Various Artists – Gospel Music
Compiled by veteran producer Joel Dorn and veteran photographer Lee Friedlander, this is the kind of album every music fan fantasizes about producing, just as every fan fantasizes at one time or another about being a radio DJ and playing only what he or she wants.
There’s no attempt to tell a story about the history of black gospel. It’s not a collection of major hits, nor an overview of particular subgenres; there’s no guiding principle whatsoever. They might as well have called it Our Favorite Gospel Records.

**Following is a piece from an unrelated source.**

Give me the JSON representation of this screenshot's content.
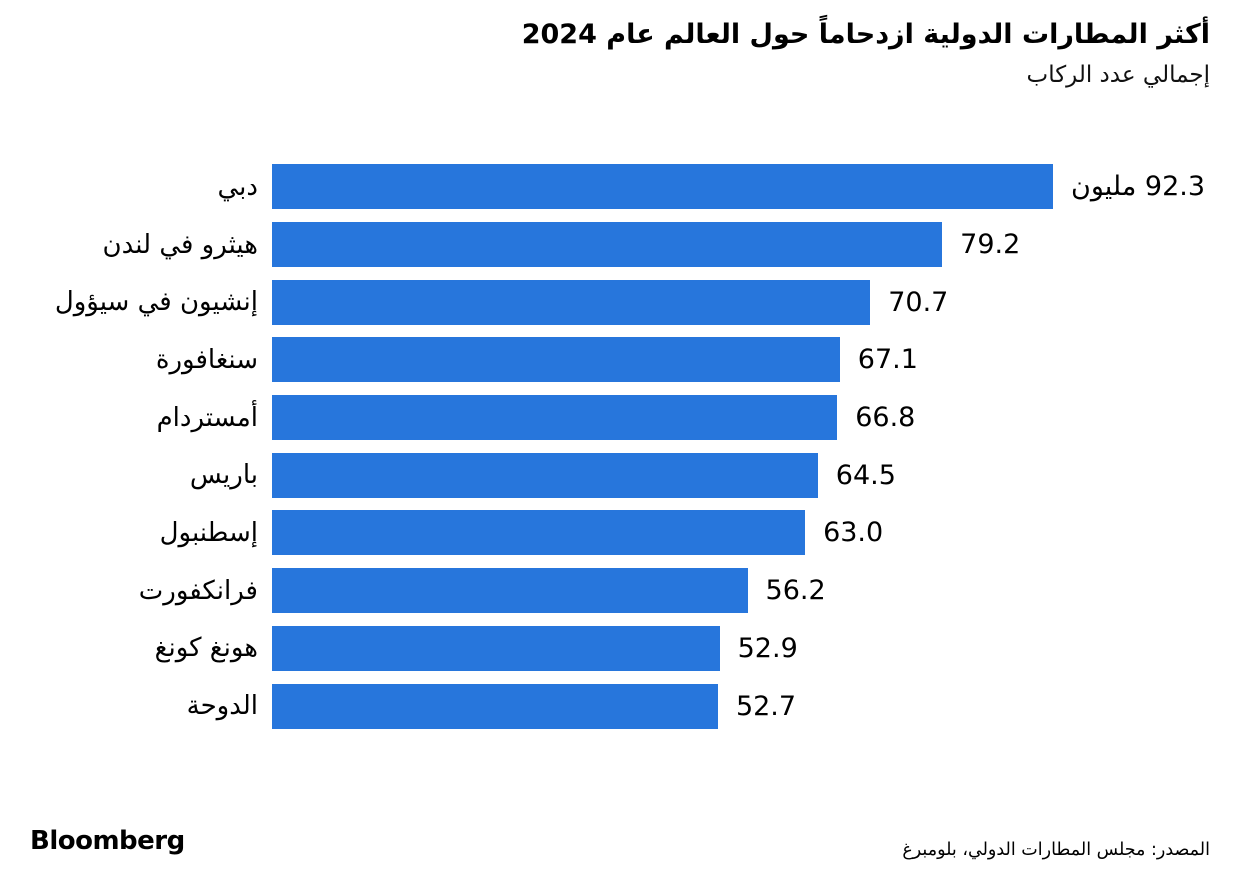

And since it is that personal a collection, any other gospel fans will have quibbles — why Mahalia Jackson’s “My God Is Real” instead of “In The Upper Room”; why Dorothy Love Coates’ “Strange Man” when it already appears on other gospel compilations aimed at white fans; why no Mighty Clouds Of Joy, Pilgrim Travelers, Spirit Of Memphis Quartet, Shirley Caesar, Sensational Nightingales? The short answer is: Go compile your own anthology.
So instead of talking about what isn’t here, let’s consider what is. Spanning about three decades beginning in the late 1930s, the selections cover solo artists, early jubilee groups (think Golden Gate Jubilee Quartet’s “Go Where I Send Thee”), harder postwar quartets such as Slim & the Supreme Angels, and even more modern groups such as the Violinaires, where Wilson Pickett got his start, and whose mid-’60s “What He Done For Me” is virtually soul music, the one track here on which the rhythm section is as prominent as the voices.
And along with rhythm, voices are what gospel is all about, especially to someone who doesn’t buy into the lyrics. You’ll find the long-suffering, but also liberating, true believers of gospel at the emotional core of all great American music; they’ve always been the best argument going that the human voice is the most extraordinary instrument of all.
Here, we have Claude Jeter’s articulations — equal parts vocal, yodel and scream — on the Swan Silvertones’ mesmerizing “Oh Mary, Don’t You Weep”; Dorothy Love Coates’ fervent, wildly modulated, yet almost conversational storytelling on “Strange Man”; the red-dirt country duet of the Consolers’ “Waiting For My Child”; Sam Cooke being as smooth and sweet as ever fronting the Soul Stirrers’ “The Last Mile Of The Way”; two radically different versions (from the Original Five Blind Boys Of Alabama and the Staple Singers) of “This May Be The Last Time”, which the Rolling Stones secularized for their early guitar rave-up hit “The Last Time”; the Dixie Hummingbirds’ acrobatic backgrounds to the Angelic Gospel Singers on “One Day”; and Reverend James Cleveland displaying the ageless soul of a bluesman on “He Decided To Die”.
It’s breathtaking stuff, that simple — and as Van Morrison would say, later for the rest.